A la table du procureur de Nanterre – dont l’épouse travaille pour la fondation Casino -, se sont en effet retrouvés Jean-Charles Naouri, patron du groupe Casino, son avocat Paul Lombard, et M. Hefner. Or ce dernier enquête sur une série de plaintes liées au groupe de distribution en conflit avec la famille Baud, fondatrice des enseignes Franprix et Leader Price, détenues par Casino. Le litige qui oppose les deux parties dure déjà depuis deux ans, et a pris un tour judiciaire. La juge Simeoni instruit ainsi une plainte pour abus de biens sociaux de Casino versus Baud, tandis que le juge Grouman, lui, fait exactement la même chose en sens inverse, Baud versus Casino. Or, la famille Baud détenant toujours 5 % de Franprix et 25 % de Leader Price, les deux camps s’affrontent sur la valorisation de ces actions. Et chacun tente de peser sur la décision qu’un tribunal arbitral devrait rendre en juin.

Présentant au mois de mars les résultats du groupe Casino, M. Naouri avait affirmé, devant la presse, que tout devait être réglé “d’ici fin 2009”. C’est pour s’assurer que les choses allaient assez vite que la rencontre chez M. Courroye aurait été organisée…

“PRATIQUES COURANTES”

Découvrant ces agapes dans le Canard enchaîné, Mme Simeoni a alors convoqué dans son bureau M. Hefner, qui a reconnu les faits. La magistrate, considérant que cela pouvait fragiliser toute la procédure, lui a aussitôt annoncé qu’elle lui retirait l’enquête, sans avoir encore désigné quel service de police reprendrait l’enquête. Une façon aussi de démontrer l’indépendance d’un juge d’instruction très irrité par les méthodes d’un procureur.

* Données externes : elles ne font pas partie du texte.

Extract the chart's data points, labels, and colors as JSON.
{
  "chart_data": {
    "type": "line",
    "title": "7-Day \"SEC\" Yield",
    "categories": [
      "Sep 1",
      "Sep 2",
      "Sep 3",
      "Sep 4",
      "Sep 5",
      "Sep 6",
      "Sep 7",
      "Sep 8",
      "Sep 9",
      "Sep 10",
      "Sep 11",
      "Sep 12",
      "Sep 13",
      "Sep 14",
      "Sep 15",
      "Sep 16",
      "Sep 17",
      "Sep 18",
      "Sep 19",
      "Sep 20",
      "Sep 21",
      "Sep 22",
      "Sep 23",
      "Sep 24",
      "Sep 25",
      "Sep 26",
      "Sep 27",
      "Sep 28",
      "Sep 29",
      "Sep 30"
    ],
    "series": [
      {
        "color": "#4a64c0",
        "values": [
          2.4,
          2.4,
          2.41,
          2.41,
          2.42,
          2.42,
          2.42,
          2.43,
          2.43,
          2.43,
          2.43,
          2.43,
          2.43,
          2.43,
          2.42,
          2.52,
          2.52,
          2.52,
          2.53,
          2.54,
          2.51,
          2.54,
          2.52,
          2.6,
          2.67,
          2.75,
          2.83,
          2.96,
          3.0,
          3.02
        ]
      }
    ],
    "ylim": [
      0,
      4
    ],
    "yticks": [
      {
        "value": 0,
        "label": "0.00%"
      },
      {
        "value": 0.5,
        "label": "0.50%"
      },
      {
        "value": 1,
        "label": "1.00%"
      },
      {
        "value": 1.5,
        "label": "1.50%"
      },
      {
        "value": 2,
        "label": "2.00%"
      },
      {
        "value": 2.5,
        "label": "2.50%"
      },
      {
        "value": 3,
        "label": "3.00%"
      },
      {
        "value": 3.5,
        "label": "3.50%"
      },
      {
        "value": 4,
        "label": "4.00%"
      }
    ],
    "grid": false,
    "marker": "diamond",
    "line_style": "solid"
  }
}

La plupart des protagonistes refusent aujourd’hui de s’exprimer à visage découvert sur ce dossier. M. Hefner, qui jouit d’une très bonne réputation, continue de bénéficier de la confiance de sa hiérarchie et de ses collègues, mais le mal est fait. Pour certains, il s’agit de “pratiques courantes” et jamais “médiatisées”.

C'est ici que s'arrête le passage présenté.